Illinois Wrongful Death Suit against Driver who was Text Messaging

A wrongful death lawsuit in Illinois highlights the complexities of the growing number of laws governing the use of cell phones while driving.

  • The driver sued for texting immediately prior to a fatal accident
  • Illinois law bars “electronic messaging” while driving, but not calls
  • “Distracted driving” rules vary by state; new laws appearing every year

The National Safety Council estimates cell calls or texting are responsible for 1.3 million crashes, or 23 percent of all crashes, per year.

In the Illinois case, Kevin McNamara says his wife was killed by a truck driver who rolled through a stop sign in Coral Township in September while sending a text message. Now McNamara is suing driver Kennth Englert of Alexander Lumber Co. for negligence and wrongful death.

As reported by the Courthouse News Service, McNamara claims that Englert “failed to stop his vehicle for a stop sign,” drove “at a speed greater than reasonable,” and killed his wife by smashing a 2008 Ford Ranger pickup truck into her 2004 Chevy “while using a telephone and/or texting.”

A law has been in effect in Illinois since January 2010 banning text messaging and web surfing while driving. However, while Englert was charged with failing to yield at an intersection, he was not cited for a texting violation. He was sentenced November 2 to $551 in fines, 120 days supervision, and four hours of traffic safety school.

McNamara’s lawyer, Mark Dinos, declined to comment on the details of the lawsuit but noted “there is some evidence of use of the telephone.

Even though the criminal charges didn’t account for a texting violation, lawyers could find other ways to prove their case in civil court. “You’d have to depose the truck driver and get him to admit he was texting while driving, and/or subpoena the phone records,” speculates Michael Byrne, an Illinois attorney with over 25 years of experience trying traffic cases.

Laws Banning Phone Use Varied, Increasing

Illinois is one of 35 states that have banned text messaging while driving, all in the last five years. “There’s a lot of publicity about the law,” Byrne says. “I know they do enforce it.”

  • Nine states as well as Washington, D.C. ban handheld cellphone use while driving outright.
  • Thirty states plus D.C. ban all phone usage including using hands-free devices for novice drivers.
  • Thirty-five states plus D.C. ban text messaging while driving.

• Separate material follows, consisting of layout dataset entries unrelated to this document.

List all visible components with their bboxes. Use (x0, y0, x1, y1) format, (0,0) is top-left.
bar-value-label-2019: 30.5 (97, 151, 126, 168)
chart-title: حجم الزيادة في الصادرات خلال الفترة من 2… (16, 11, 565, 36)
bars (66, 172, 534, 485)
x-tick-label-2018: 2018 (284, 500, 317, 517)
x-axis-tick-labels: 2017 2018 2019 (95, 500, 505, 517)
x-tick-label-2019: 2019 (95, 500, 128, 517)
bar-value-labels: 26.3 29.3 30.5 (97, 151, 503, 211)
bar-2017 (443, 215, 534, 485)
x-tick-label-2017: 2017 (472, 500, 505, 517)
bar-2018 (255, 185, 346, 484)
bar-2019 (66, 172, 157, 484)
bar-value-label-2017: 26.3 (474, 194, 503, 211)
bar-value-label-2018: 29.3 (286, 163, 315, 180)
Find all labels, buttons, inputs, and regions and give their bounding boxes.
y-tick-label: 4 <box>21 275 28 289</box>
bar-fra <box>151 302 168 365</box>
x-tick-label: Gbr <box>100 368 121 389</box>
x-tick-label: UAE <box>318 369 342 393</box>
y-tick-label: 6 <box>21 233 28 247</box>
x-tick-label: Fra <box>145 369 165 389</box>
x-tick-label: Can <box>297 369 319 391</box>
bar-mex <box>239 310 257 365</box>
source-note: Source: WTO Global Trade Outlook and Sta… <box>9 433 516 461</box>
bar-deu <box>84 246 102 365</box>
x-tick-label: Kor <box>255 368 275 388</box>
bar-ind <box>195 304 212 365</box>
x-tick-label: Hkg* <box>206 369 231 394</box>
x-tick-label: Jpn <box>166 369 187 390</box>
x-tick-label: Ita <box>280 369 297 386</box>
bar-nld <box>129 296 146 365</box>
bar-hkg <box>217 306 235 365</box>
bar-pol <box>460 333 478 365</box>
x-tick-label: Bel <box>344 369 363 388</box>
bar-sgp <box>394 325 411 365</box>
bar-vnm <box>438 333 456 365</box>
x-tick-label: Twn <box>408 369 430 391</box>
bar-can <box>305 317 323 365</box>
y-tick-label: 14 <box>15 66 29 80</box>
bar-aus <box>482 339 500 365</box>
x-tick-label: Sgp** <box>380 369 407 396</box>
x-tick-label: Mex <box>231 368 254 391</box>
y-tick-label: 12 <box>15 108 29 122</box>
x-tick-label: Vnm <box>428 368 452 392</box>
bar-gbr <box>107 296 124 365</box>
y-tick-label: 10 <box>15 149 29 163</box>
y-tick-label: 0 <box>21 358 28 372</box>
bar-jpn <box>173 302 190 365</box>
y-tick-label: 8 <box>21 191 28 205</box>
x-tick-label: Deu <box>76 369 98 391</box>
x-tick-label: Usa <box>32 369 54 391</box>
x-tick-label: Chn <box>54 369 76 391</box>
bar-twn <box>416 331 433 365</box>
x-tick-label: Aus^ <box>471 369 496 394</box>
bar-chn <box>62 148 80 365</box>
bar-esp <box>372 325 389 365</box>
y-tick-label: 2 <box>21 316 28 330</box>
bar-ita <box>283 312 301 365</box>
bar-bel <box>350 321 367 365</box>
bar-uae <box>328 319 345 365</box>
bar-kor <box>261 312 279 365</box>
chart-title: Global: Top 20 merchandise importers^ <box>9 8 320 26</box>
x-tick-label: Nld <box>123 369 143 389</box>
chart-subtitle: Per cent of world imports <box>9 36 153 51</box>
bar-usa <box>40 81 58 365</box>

Most states with phone bans treat the practice as a primary offense—you can be pulled over just for using your phone. In a few states it is a secondary offense, only enforced in conjunction with another traffic violation. For information about your state, consult the chart at the Governor’s Highway Safety Association website.

It can be complicated to keep track of all the various laws in different states and localities. Three other state-wide laws in Illinois govern the use of phones in a vehicle: drivers under the age of 19, school bus operators transporting children, and anyone in a school zone, are all banned from making calls while behind the wheel.

There is no blanket law banning talking on a cell phone while driving, but the state allows local areas to define their own rules. Chicago outlawed the practice in 2005; according to the Chicago Tribune, police issued 23,292 tickets in 2010. This year, the city went a step further, passing a law in October banning texting and talking while biking.

Other states and cities around the nation have enacted their own laws for distracted driving. Pennsylvania, for example, passed a law this month allowing drivers to make calls but not send text messages. The Pennsylvania law actually superseded a stricter Philadelphia law that banned all handheld phone usage while driving.

The White House is getting on board, too. In 2009, President Obama banned federal employees from texting while driving government vehicles, or while driving any vehicle on government business. Commercial truckers and bus drivers nationwide were prohibited from texting last year, and in September the National Transportation Safety Board recommend all cell use be banned for commercial drivers.